2013/07/02

Paris Men's Fashion Week SS14 Recap


Paris mens fashion week SS 14 recap

I was lucky enough to go to the shows again with the GQ.com.cn team.

In total I went to 23 shows including resee. Summer in Paris is totally different than winter and still very beautiful.

Well back to theme, the clothes. The second time to go to the shows, a lot of things became pretty clear. Mens wear is really not as versatile as women's, so mens wear is, from my point of view, more difficult for designers to innovate and get out of the system. So you get on one side the rough merge with women's detailing into mens wear, on the other side the manipulation of the fabrics. Other than that, Print and color are still the trend to follow.

For the unisexness, we didn't see anything very extreme as in London fashion week, abut we still see over knee tops, flowing cutting, see through, fishnet cutting in many pieces. Thom Browne obviously took that to an other extreme with the military details and the traditional royal details with the corset and cut in the back, lased up. I have to give him credit for an American to interpret in this point of view. But this is very theatrical for me and the buyers sitting behind me are all thinking the same. Plus the locations is insanely great for the show, under the sun I bet everyone was melting that day...

For the Colors, pastel will be THE color of SS 14. Dozen of the collections appeared in the pastel color, blue, green, yellow, pink. Best of example will be Hermès, Paul Smith, Loewe, Dior (it's a bit darker but I still think its gorgers). Tone on tone is still going to make you very chic. We see a lot of the collections present in tone on tone, Dior, Valentino, Damir Doma, Melinda Gloss (want to especially mention this emerging french fashion house built by two best friends, the execution and the completions are all very high for a commercial collection.)

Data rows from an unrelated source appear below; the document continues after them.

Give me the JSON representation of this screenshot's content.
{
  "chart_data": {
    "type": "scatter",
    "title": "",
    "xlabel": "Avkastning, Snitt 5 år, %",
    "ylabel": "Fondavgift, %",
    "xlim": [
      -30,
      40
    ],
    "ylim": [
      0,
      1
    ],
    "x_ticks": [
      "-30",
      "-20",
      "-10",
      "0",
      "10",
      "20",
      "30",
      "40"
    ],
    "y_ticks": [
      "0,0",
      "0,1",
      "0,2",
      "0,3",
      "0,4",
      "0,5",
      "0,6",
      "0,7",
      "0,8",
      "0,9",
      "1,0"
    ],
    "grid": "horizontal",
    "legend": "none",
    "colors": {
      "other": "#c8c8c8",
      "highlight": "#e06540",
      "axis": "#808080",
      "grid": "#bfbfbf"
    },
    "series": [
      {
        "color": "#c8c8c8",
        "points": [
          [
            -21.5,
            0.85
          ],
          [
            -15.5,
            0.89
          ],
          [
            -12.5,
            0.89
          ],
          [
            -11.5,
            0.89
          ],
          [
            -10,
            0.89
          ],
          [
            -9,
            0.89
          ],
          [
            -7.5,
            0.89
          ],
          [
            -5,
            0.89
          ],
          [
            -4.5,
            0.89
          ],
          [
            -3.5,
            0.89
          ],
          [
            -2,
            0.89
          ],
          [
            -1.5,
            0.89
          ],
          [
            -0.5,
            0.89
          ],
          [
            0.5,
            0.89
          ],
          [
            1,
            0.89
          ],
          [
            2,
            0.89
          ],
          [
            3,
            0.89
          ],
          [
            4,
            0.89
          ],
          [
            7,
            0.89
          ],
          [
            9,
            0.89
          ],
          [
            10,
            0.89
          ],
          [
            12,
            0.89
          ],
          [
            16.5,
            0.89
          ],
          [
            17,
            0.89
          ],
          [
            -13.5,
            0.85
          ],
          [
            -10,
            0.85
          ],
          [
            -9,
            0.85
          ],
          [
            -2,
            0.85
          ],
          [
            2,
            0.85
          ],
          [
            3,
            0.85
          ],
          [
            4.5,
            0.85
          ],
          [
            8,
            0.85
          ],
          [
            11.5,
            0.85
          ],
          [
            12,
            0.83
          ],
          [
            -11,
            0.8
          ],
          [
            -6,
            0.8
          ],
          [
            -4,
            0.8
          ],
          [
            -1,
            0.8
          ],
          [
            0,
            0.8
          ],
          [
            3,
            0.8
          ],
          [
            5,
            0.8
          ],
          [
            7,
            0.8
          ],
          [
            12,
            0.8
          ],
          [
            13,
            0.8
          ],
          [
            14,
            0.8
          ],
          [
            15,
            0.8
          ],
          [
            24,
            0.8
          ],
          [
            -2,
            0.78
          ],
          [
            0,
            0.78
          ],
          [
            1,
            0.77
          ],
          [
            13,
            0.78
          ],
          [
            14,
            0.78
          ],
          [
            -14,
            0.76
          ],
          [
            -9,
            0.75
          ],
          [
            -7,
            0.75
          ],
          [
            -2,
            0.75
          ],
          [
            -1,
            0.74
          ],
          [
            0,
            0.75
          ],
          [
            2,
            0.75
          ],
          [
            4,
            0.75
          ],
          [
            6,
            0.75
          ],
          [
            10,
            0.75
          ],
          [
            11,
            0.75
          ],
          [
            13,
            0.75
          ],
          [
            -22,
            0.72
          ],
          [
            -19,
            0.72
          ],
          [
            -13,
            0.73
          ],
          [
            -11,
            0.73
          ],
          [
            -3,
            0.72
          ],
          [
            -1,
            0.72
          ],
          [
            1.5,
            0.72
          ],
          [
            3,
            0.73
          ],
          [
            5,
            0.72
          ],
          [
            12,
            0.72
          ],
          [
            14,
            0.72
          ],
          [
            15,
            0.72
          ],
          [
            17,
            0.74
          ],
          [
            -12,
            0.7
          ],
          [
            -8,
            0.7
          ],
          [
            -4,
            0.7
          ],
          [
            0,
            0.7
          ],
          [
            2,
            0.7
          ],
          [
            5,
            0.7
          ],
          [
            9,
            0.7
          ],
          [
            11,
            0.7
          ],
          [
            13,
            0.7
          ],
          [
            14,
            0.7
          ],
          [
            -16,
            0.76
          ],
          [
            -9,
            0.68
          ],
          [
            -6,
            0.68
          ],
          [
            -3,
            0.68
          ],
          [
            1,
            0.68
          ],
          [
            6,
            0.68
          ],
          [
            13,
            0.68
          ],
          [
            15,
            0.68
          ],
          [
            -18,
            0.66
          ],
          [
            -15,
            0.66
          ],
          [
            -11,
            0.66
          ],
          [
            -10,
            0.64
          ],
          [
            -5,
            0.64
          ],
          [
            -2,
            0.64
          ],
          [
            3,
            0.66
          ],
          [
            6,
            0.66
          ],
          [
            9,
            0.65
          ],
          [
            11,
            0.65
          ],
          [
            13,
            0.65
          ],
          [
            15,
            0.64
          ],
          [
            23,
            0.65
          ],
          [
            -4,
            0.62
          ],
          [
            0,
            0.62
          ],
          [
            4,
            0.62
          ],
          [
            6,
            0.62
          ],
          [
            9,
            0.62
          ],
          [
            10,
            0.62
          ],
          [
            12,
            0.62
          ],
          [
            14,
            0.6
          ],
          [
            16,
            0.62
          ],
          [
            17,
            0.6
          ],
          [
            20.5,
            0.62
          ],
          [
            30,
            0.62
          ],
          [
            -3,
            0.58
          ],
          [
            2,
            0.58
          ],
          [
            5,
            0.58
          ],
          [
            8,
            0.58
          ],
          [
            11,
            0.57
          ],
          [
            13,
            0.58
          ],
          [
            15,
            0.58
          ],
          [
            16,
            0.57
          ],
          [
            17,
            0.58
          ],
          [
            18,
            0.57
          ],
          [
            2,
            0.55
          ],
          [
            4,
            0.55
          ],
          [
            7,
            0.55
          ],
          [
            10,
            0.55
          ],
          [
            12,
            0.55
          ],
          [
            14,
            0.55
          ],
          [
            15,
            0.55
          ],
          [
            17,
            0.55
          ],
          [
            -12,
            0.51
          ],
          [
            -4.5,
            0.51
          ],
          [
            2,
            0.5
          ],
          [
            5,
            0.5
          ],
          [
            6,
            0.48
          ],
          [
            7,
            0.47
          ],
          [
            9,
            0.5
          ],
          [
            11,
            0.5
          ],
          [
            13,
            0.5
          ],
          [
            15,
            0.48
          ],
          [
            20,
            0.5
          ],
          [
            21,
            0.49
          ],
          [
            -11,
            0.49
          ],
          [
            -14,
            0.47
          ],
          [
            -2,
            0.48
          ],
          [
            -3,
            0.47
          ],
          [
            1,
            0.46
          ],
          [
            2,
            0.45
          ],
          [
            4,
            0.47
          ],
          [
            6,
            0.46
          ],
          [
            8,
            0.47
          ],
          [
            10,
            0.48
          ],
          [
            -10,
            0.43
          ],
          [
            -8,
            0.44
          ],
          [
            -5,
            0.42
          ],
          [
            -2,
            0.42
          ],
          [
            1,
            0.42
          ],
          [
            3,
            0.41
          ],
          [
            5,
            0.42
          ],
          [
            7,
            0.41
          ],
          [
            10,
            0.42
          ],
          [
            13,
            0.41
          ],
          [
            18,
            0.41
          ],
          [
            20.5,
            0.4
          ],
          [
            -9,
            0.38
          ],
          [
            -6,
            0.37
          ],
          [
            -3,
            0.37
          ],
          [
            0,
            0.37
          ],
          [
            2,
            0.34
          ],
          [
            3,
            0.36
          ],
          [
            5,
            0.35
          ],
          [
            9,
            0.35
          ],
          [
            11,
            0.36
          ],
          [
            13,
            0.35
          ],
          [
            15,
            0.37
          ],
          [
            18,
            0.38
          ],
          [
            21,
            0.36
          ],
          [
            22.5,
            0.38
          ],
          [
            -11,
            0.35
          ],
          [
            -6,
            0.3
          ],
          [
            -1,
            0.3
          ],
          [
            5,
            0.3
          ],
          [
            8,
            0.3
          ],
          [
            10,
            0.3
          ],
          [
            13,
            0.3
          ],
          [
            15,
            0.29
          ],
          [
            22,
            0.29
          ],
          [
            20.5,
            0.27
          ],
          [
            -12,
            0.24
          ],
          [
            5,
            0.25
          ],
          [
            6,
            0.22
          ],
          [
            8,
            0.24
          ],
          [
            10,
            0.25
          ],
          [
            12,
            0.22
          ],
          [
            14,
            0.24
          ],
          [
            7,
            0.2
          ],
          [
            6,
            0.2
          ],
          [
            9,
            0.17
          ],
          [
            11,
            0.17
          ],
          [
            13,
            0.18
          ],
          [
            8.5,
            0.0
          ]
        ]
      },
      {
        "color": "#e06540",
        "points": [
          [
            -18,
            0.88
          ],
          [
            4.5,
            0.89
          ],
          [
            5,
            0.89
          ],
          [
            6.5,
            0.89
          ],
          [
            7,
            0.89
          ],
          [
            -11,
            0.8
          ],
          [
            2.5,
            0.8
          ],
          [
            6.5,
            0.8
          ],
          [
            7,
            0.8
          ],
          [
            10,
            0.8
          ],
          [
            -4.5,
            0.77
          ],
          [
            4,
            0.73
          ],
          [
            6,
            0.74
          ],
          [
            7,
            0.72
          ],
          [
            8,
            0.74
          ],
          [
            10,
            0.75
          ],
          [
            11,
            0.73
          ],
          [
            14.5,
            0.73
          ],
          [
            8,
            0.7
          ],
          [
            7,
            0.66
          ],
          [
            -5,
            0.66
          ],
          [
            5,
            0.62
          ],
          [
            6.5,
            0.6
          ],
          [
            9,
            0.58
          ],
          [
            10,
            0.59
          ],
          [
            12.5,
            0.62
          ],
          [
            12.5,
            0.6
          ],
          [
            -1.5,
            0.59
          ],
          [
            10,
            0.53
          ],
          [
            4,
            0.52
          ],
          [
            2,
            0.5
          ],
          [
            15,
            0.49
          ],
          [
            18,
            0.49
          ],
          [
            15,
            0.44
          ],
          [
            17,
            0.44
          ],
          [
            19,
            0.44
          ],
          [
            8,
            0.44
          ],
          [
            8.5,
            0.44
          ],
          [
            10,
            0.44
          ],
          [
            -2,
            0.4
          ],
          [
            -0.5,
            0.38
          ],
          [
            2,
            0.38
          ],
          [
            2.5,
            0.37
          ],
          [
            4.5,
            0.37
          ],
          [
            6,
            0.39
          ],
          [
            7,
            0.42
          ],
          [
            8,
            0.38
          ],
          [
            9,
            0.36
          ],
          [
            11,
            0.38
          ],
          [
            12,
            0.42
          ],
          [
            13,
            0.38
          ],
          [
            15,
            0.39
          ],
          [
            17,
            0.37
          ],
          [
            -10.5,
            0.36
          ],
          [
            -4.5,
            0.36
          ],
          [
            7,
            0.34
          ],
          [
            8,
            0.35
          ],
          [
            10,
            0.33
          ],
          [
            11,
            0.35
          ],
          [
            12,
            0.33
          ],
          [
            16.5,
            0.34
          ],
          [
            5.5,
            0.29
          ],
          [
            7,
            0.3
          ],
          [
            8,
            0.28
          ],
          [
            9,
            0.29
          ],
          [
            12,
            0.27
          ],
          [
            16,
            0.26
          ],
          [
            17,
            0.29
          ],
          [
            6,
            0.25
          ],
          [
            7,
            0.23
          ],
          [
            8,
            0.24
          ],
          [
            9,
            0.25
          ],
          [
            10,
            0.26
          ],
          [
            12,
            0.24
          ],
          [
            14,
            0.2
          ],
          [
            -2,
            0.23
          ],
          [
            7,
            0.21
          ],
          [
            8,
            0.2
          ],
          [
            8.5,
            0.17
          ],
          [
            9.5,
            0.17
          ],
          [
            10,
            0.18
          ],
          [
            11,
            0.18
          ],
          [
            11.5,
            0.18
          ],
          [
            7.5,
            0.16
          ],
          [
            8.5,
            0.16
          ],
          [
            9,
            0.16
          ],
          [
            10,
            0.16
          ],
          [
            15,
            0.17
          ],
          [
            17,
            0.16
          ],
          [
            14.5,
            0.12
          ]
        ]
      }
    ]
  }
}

And of course Paris, just as New York, black and white are always very welcomed. Rick Owens, Julius, Yohji Yamamoto, Saint Laurent all used the classic colors. Paris are also quite welcoming the darker concepts: gothic, rock and roll are still to found in the SS14 collection.

I think you sort of find your own style between the age of 25 to 30, you find what it's working for you and what's not. Some of the brands help you to sharp your personal style. For bigger brands of course it's important to become the mass, the cup of tee of everyone. For me this season Paul Smith, Valentino, Hermès, Dries van Noten are those brands who helps to shape your personal style.

Some of the brands will have edge for your artistic vision, the not-unifying with classic men's wear makes the flavor. Emerging Asian brands like Juun. J or David Julien (yes he started his company in Japan) are examples of those.

And some of the brands have such a strong personal signage to it, you almost instantly recognize: Henrik Vibskov, Jean Paul Gaultier(by the way I love his SS14, so Gaultier yet still maintained the elegance and sense of style), Kris van Assche, Yohji Yamayoto. These collections are so carefully wrapped in the designers' aesthetic buble, so beautiful and so identifiable.

All in all, I think it's a great season for men's wear. You will have to make effort to find nice pieces for you.

Go for color, trust the prints. Architectural lines are important, non-ordinary portpotion will be very in.